JPMorgan Chase said Wednesday that it will dock the pay of CEO Jamie Dimon by half, to $11.5 million from $23 million.
It's the latest fallout from a trading loss at the bank last year, one that eventually ballooned to $6 billion. Its ripple effects have already been numerous, forcing Dimon to appear contritely before Congress and putting the bank squarely in the cross hairs of regulators and lawmakers.
The pay cut amounted to a reprimand from the bank against a CEO who remains popular and well regarded, despite the stain of a trading loss that Dimon once dismissed as a "tempest in a teapot."

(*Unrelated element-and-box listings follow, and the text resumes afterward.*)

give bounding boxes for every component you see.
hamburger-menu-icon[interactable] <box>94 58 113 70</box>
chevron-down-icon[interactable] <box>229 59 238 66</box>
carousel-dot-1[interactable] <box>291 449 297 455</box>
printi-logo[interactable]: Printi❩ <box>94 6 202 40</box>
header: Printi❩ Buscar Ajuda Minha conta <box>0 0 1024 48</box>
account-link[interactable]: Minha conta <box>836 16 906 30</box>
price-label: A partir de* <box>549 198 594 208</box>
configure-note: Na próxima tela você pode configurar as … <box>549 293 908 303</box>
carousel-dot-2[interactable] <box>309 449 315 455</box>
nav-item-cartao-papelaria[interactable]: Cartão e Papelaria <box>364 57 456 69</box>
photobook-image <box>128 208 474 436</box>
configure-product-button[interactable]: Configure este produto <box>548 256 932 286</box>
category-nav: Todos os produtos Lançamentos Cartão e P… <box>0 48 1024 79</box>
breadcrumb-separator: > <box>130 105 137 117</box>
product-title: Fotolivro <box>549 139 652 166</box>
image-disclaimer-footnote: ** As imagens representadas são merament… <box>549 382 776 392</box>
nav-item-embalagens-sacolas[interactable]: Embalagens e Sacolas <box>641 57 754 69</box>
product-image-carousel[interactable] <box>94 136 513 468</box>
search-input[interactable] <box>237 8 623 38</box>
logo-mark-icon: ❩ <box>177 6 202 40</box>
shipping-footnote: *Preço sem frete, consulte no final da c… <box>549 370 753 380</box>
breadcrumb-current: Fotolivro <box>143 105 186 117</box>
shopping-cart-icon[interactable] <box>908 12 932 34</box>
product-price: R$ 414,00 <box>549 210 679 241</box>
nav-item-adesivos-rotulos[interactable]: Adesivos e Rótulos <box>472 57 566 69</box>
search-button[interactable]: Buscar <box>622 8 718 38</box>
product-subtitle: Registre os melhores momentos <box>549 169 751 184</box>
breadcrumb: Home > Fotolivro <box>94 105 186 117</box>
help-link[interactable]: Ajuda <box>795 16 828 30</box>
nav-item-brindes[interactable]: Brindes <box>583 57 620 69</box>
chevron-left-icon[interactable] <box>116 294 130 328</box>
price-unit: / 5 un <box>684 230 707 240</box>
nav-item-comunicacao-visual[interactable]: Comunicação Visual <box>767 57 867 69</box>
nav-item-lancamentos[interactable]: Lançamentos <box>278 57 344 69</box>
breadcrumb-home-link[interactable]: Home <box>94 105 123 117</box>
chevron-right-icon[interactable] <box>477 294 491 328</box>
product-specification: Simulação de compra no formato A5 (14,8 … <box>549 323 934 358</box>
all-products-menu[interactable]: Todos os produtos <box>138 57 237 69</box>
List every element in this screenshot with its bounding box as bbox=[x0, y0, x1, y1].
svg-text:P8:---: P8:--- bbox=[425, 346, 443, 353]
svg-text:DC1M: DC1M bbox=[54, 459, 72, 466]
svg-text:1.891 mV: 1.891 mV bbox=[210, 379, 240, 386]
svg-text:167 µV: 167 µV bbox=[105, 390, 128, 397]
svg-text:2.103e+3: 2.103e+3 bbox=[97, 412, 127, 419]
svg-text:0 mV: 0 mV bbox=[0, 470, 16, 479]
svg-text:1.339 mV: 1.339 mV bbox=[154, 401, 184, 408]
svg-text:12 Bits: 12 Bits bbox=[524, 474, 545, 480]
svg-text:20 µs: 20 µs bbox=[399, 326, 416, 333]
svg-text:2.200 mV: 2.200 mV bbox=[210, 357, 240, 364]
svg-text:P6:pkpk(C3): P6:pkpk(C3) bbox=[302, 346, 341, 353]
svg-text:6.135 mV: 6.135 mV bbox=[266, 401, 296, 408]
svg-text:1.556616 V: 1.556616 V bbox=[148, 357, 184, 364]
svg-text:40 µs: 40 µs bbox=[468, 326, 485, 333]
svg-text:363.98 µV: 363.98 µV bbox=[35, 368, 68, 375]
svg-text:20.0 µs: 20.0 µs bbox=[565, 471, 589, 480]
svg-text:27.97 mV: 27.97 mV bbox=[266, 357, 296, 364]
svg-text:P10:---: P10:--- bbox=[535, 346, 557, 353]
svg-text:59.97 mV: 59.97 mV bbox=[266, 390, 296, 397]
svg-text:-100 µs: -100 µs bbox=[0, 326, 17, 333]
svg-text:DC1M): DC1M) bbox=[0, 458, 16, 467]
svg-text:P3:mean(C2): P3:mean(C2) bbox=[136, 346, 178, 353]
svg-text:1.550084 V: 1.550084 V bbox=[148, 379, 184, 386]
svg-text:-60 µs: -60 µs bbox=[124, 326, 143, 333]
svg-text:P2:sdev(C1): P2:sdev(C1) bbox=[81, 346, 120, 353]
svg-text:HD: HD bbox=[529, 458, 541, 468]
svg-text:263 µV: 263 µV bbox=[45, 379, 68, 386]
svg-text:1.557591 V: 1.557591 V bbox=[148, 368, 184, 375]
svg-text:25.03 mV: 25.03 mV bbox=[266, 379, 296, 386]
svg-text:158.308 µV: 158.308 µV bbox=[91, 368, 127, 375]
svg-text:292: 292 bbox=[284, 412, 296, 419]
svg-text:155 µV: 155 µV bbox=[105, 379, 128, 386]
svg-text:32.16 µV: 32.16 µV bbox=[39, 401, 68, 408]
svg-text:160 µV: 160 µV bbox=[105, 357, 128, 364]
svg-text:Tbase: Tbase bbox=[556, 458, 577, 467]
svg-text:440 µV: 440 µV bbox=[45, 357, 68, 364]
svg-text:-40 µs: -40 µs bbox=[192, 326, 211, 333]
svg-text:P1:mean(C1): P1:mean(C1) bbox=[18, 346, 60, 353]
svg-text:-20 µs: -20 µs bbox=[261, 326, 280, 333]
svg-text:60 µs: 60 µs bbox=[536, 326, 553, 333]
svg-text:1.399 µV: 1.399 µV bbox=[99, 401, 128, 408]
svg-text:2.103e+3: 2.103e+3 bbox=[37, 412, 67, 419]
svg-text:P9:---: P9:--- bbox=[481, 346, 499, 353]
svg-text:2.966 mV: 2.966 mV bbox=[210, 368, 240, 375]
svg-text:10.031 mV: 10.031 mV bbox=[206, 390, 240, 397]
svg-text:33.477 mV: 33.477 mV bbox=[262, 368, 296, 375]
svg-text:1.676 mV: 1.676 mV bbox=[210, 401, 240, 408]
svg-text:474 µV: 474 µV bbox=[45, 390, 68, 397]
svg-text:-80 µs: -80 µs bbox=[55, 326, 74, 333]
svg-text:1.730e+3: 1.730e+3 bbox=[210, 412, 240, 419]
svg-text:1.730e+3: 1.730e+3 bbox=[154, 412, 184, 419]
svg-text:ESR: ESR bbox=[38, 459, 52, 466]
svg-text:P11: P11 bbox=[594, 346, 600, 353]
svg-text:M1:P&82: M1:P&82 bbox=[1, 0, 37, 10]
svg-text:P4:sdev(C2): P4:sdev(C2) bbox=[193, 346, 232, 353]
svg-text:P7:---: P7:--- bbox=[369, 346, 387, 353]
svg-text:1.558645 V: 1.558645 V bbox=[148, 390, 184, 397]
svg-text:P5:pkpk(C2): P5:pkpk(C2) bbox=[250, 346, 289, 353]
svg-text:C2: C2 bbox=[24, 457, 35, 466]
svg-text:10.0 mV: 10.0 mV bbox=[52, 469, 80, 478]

And even as it cut his pay, the board of directors praised Dimon for responding "forcefully" to the trading loss, presiding over an overhaul of the bank's risk management and booting out responsible executives. A report from a bank task force placed most of the blame on other executives and traders who have since left.
Despite the fallout from the trading loss, JPMorgan reported a strong fourth quarter Wednesday. Earnings shot up 55 percent over the same period a year ago to $5.3 billion after paying preferred dividends, up from $3.4 billion.

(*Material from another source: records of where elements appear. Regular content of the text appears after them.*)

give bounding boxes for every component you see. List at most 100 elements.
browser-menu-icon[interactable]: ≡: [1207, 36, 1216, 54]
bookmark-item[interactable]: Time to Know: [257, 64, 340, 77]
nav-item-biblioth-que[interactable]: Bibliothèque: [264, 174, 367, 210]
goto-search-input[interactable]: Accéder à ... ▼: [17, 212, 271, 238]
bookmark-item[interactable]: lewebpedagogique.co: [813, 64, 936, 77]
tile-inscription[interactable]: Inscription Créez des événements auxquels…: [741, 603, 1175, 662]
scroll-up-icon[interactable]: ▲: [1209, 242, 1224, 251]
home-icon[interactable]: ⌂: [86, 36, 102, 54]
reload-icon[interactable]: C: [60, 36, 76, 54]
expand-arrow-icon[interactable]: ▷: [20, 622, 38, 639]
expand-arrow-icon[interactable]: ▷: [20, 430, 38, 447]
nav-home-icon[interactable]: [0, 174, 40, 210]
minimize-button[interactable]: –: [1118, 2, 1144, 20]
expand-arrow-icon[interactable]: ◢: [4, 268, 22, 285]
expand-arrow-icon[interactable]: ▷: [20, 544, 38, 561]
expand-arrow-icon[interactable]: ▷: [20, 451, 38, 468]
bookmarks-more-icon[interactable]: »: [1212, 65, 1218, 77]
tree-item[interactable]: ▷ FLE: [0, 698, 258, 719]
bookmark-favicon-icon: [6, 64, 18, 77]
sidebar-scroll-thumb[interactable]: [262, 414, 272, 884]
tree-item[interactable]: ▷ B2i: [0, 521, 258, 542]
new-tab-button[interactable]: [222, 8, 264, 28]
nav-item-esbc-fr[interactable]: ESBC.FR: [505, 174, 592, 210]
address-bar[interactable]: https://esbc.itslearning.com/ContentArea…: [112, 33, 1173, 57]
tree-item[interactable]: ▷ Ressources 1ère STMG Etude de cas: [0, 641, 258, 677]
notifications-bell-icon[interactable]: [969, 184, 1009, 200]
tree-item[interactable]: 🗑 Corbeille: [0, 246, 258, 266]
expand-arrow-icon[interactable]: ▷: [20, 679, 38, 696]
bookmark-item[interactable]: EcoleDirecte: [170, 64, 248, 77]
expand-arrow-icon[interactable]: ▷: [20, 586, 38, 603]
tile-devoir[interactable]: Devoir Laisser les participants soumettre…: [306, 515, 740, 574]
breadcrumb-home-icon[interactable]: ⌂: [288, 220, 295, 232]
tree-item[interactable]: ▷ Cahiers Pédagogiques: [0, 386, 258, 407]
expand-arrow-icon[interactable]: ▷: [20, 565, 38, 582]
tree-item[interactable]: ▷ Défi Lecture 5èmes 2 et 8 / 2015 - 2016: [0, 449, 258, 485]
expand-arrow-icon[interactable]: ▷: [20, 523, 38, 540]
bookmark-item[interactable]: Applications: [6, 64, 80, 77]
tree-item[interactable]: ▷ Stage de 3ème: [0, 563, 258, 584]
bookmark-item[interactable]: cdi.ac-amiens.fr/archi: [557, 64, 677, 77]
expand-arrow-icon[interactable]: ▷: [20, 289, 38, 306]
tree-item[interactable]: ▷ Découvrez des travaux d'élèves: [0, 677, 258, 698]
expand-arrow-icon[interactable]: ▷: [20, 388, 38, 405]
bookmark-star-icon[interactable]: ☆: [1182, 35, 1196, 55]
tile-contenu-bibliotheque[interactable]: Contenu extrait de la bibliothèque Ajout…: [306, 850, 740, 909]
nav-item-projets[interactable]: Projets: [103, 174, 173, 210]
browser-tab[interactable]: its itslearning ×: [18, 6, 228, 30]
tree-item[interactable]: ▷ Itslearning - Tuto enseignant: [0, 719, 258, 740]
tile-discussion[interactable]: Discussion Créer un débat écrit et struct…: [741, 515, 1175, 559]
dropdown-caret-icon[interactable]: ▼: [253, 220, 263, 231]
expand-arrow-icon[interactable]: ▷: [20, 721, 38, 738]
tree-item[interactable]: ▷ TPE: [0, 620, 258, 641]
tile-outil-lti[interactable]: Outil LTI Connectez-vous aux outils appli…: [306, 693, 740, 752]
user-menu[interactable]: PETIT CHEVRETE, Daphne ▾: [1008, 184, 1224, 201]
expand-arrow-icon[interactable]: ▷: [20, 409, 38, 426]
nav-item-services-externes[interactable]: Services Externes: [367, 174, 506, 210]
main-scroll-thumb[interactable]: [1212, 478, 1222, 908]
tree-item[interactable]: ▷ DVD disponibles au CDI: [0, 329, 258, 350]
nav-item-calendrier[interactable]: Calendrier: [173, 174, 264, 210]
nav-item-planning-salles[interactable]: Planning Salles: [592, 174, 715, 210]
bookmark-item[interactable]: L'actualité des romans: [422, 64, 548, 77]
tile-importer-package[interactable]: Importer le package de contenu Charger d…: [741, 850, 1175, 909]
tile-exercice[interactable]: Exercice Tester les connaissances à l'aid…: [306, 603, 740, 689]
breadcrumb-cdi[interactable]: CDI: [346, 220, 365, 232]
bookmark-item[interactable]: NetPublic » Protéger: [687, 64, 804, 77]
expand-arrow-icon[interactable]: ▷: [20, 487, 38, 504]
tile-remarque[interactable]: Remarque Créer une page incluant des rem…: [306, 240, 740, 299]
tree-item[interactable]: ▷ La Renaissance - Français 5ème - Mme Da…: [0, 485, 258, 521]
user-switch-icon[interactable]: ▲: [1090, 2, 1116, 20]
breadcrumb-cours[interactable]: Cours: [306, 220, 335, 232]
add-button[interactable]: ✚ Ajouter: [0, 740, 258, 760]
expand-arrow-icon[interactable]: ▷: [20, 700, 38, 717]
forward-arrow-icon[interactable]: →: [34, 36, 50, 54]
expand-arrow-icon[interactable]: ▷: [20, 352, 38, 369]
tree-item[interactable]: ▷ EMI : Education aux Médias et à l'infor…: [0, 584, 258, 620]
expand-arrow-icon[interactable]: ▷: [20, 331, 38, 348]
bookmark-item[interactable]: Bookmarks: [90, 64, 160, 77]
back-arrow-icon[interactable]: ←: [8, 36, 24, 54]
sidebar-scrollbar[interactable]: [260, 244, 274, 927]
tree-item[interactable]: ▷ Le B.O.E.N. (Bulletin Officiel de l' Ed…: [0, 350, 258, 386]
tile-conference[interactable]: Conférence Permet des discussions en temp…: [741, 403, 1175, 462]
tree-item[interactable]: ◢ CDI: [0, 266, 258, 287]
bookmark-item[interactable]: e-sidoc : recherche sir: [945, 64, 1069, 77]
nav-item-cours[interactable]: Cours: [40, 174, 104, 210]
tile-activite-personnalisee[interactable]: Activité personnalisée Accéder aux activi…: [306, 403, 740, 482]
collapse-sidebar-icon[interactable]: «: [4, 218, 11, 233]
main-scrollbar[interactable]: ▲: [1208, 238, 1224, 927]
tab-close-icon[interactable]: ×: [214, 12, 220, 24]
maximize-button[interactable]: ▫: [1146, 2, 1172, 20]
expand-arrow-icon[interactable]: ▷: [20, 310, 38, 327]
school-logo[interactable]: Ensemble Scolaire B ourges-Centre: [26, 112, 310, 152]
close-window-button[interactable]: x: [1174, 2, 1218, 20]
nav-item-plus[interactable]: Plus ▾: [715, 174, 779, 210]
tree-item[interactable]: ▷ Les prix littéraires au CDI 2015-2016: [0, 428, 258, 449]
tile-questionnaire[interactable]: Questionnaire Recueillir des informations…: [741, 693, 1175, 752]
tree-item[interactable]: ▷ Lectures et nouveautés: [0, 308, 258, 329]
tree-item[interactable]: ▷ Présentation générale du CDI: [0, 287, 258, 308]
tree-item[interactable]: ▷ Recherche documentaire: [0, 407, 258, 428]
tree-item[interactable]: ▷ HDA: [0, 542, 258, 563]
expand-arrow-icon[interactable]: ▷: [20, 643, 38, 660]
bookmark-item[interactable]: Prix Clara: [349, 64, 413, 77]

Per share, those earnings amounted to $1.40, blowing away the $1.16 expected by analysts polled by financial data provider FactSet. The bank's stock rose 47 cents to $46.82, up 1.01 percent.
Dimon's job was never seriously in danger, even with the trading loss, and the pay cut hasn't changed that perception. Wall Street saw it less as an indictment of Dimon and more as a sign of the board's commitment to taking the trading loss seriously.
"It's bitter medicine, but he swallowed it and is moving on," said James Post, an expert on corporate governance who teaches at Boston University.
JPMorgan, and Dimon, are essential players in U.S. banking.
The bank emerged from the financial crisis as one of the strongest banks in the country, a winner in a meltdown that forced other banks to their knees. Its blockbuster fourth-quarter earnings will almost certainly cement it as the most profitable U.S. bank of 2012.
Such accomplishments have made Dimon one of the best known, and most outspoken, bank leaders of his generation.
While some of his peers have tried to stay under the radar, he has spoken out against many new regulations -- including some, the bank's critics say, that could have prevented the trading loss.
Dimon has publicly chafed at criticism of banking's big pay packages, including President Barack Obama's famous "fat-cat bankers" comment. "Acting like everyone who's been successful is bad and because you are rich, you are bad -- I don't understand it, I don't get it," he once told an investment conference.